In making the announcement, Dr. Michael Kurtz, Assistant Archivist for Record Services said, "we are very fortunate to have Doris Hamburg joining the National Archives. She has spent the majority of her professional career at the Library of Congress, where she was head of Preventive Conservation for six years. Ms. Hamburg developed and managed a program that oversaw the preventive preservation of 110 million items, including books, manuscripts, drawings, photographs, maps, three-dimensional objects, and recordings. As a leader in the preservation field she will be of enormous help in preserving our nation's documentary heritage for future generations. The National Archives is at a very critical juncture as we embark on a major project to re-encase the Charters of Freedom and assess emerging technologies in the world of preservation. We look forward to Ms. Hamburg's leadership in this area."

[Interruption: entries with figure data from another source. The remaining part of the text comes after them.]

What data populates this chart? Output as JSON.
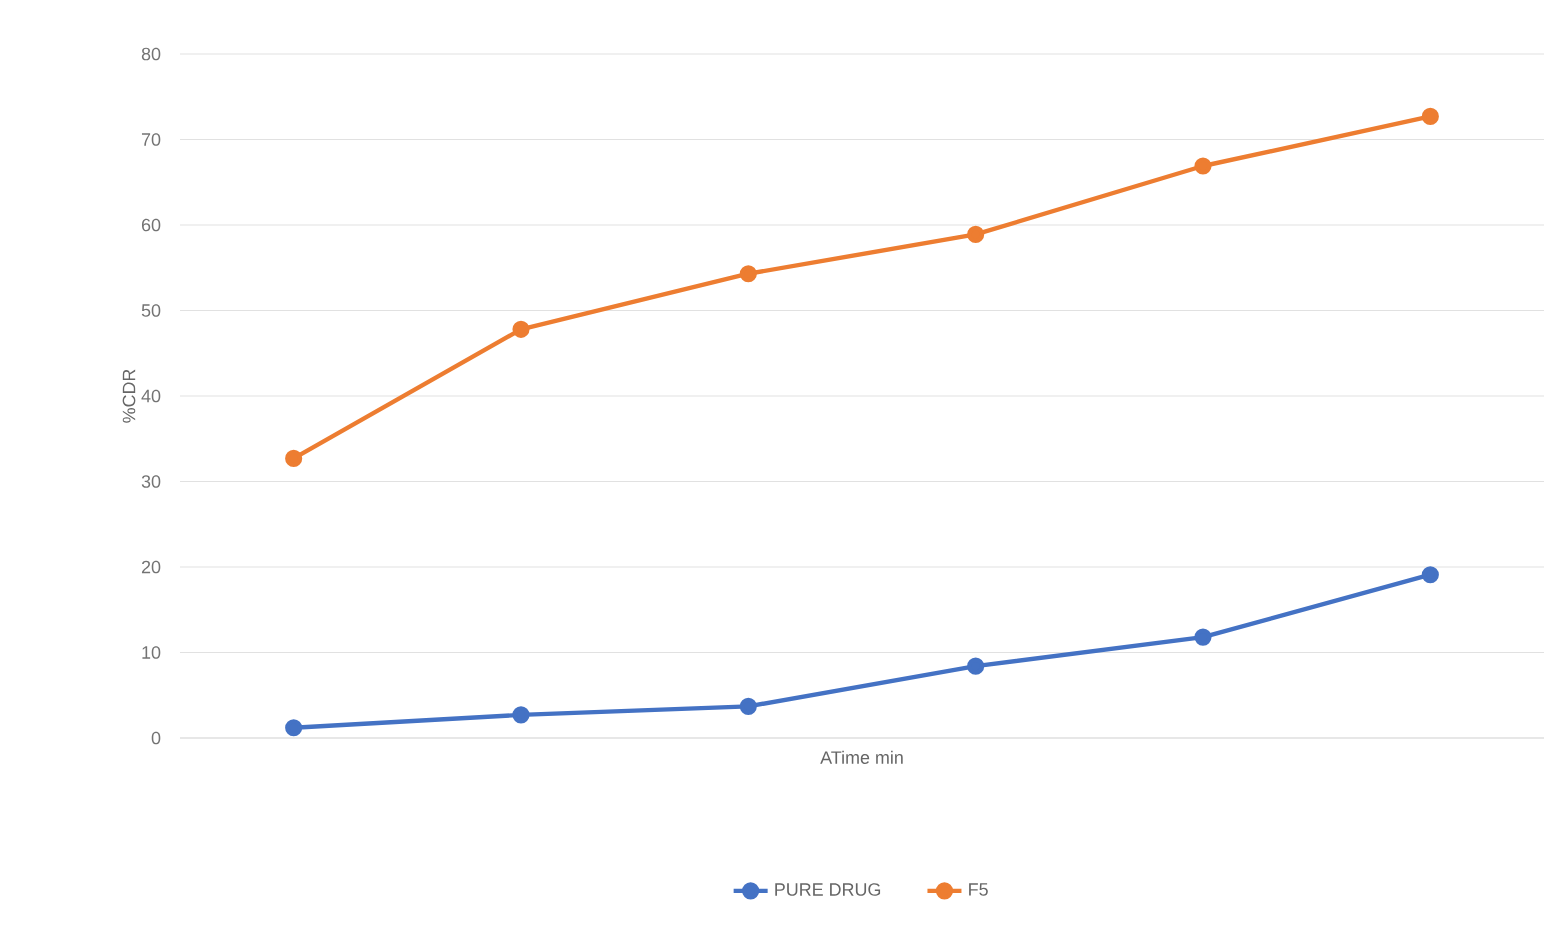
{
  "chart_data": {
    "type": "line",
    "xlabel": "ATime min",
    "ylabel": "%CDR",
    "categories": [
      null,
      null,
      null,
      null,
      null,
      null
    ],
    "series": [
      {
        "name": "PURE DRUG",
        "color": "#4472c4",
        "values": [
          1.2,
          2.7,
          3.7,
          8.4,
          11.8,
          19.1
        ]
      },
      {
        "name": "F5",
        "color": "#ed7d31",
        "values": [
          32.7,
          47.8,
          54.3,
          58.9,
          66.9,
          72.7
        ]
      }
    ],
    "ylim": [
      0,
      80
    ],
    "yticks": [
      0,
      10,
      20,
      30,
      40,
      50,
      60,
      70,
      80
    ],
    "grid": "y",
    "legend": "bottom",
    "marker": "circle",
    "line_style": "solid"
  }
}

In addition to her other responsibilities at the Library of Congress, for the last three years, Ms. Hamburg served as Chair of the Preservation and Security Planning Team which developed minimum standards for preserving Library collections and completed an assessment of the preservation status of custodial divisions; she also served as the Preservation Manager for building their new high density storage facility. From 1985 to 1995, Ms. Hamburg was the head of the Paper Conservation Section of the Library of Congress where she developed and managed all programs related to lab treatments and assessments related to the conservation of paper-based media. Ms. Hamburg earned a B.A. from Mount Holyoke College in Medieval Studies, a M.A. from Columbia University in Art History, and a M.S. from the Winterthur Museum Art Conservation Program at the University of Delaware in Paper Conservation and Museum Studies. She has served on numerous board and peer review committees and has published more than fifteen professional articles and papers in the field of conservation.